Let $(a_{nm})_{n,m=1}^\infty \in \mathbb{R}$. Show that
\begin{equation} \sup_{n}\sup_{m}a_{nm} = \sup_{m}\sup_{n}a_{nm} \end{equation}
This is a practice question for a test that I'm not really sure where to start. It seems fairly obvious, but I don't know what to do to make it rigorous.
On
We could just as easily make Milly's idea from the comment section rigorous: $$a_{mn}\leq \sup_{n'} a_{mn'}\leq \sup_{m'}\sup_{n'} a_{m'n'}\Rightarrow \sup_{m,n }a_{mn}\leq\sup_{m'}\sup_{n'} a_{m'n'} $$
Similarly:
$$a_{mn}\leq \sup_{m,n} a_{mn}\Rightarrow \sup_{n'}a_{m n'}\leq \sup_{m,n}a_{mn }\Rightarrow \sup_{m'}\sup_{n'} a_{m'n'}\leq \sup_{m,n} a_{mn}$$
Therefore, $\sup_{m,n}a_{m,n}=\sup_m \sup_n a_{m,n}$. Identical argument for the $\sup$ taken in inverted order.

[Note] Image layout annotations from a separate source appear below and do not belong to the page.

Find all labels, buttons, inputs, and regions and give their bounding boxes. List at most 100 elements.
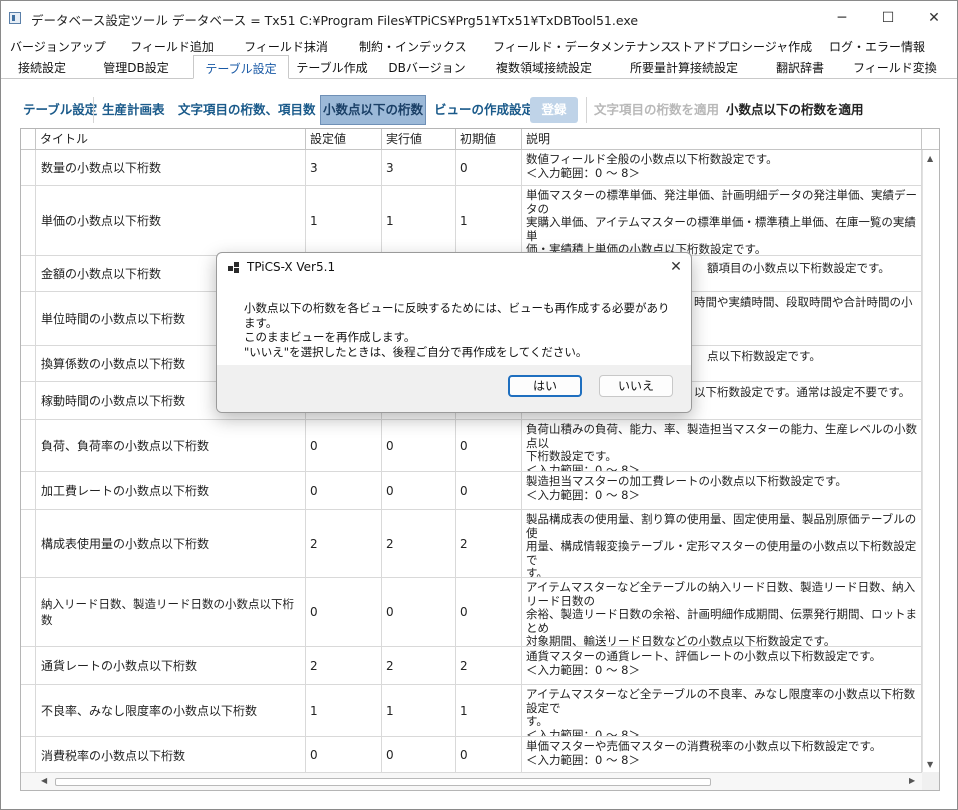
sub-view-create-settings[interactable]: ビューの作成設定: [434, 95, 534, 125]
row-initial-value: 0: [456, 420, 522, 471]
row-title: 数量の小数点以下桁数: [21, 150, 306, 185]
row-initial-value: 0: [456, 150, 522, 185]
sub-decimal-digits[interactable]: 小数点以下の桁数: [320, 95, 427, 125]
row-title: 負荷、負荷率の小数点以下桁数: [21, 420, 306, 471]
table-row[interactable]: 数量の小数点以下桁数 3 3 0 数値フィールド全般の小数点以下桁数設定です。 …: [21, 150, 922, 186]
row-title: 不良率、みなし限度率の小数点以下桁数: [21, 685, 306, 736]
table-row[interactable]: 構成表使用量の小数点以下桁数 2 2 2 製品構成表の使用量、割り算の使用量、固…: [21, 510, 922, 578]
table-row[interactable]: 消費税率の小数点以下桁数 0 0 0 単価マスターや売価マスターの消費税率の小数…: [21, 737, 922, 774]
row-execution-value: 1: [382, 186, 456, 255]
row-title: 納入リード日数、製造リード日数の小数点以下桁数: [21, 578, 306, 646]
close-icon[interactable]: ✕: [911, 1, 957, 35]
apply-text-digits-button[interactable]: 文字項目の桁数を適用: [594, 95, 719, 125]
dialog-close-icon[interactable]: ✕: [665, 256, 687, 278]
tab-version-up[interactable]: バージョンアップ: [10, 37, 106, 58]
minimize-icon[interactable]: ─: [819, 1, 865, 35]
sub-table-settings[interactable]: テーブル設定: [23, 95, 97, 125]
table-row[interactable]: 単価の小数点以下桁数 1 1 1 単価マスターの標準単価、発注単価、計画明細デー…: [21, 186, 922, 256]
table-row[interactable]: 加工費レートの小数点以下桁数 0 0 0 製造担当マスターの加工費レートの小数点…: [21, 472, 922, 510]
row-setting-value[interactable]: 0: [306, 472, 382, 509]
vertical-scrollbar[interactable]: ▲ ▼: [922, 150, 939, 773]
row-execution-value: 2: [382, 647, 456, 684]
row-setting-value[interactable]: 3: [306, 150, 382, 185]
app-logo-icon: [228, 262, 240, 274]
row-execution-value: 0: [382, 420, 456, 471]
row-setting-value[interactable]: 0: [306, 578, 382, 646]
scroll-right-icon[interactable]: ▶: [909, 776, 915, 785]
row-initial-value: 1: [456, 685, 522, 736]
tab-connection-settings[interactable]: 接続設定: [9, 58, 75, 79]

You have $a_{mn} \le \sup_{n'} a_{mn'}$ for all $m,n$, hence $a_{mn} \le \sup_{m'}\sup_{n'} a_{m'n'}$ for all $m,n$. Then $\sup_m a_{mn} \le \sup_{m'}\sup_{n'} a_{m'n'}$ for all $n$ and so $\sup_n \sup_m a_{mn} \le \sup_{m'}\sup_{n'} a_{m'n'}$.
Now repeat the argument with the order switched.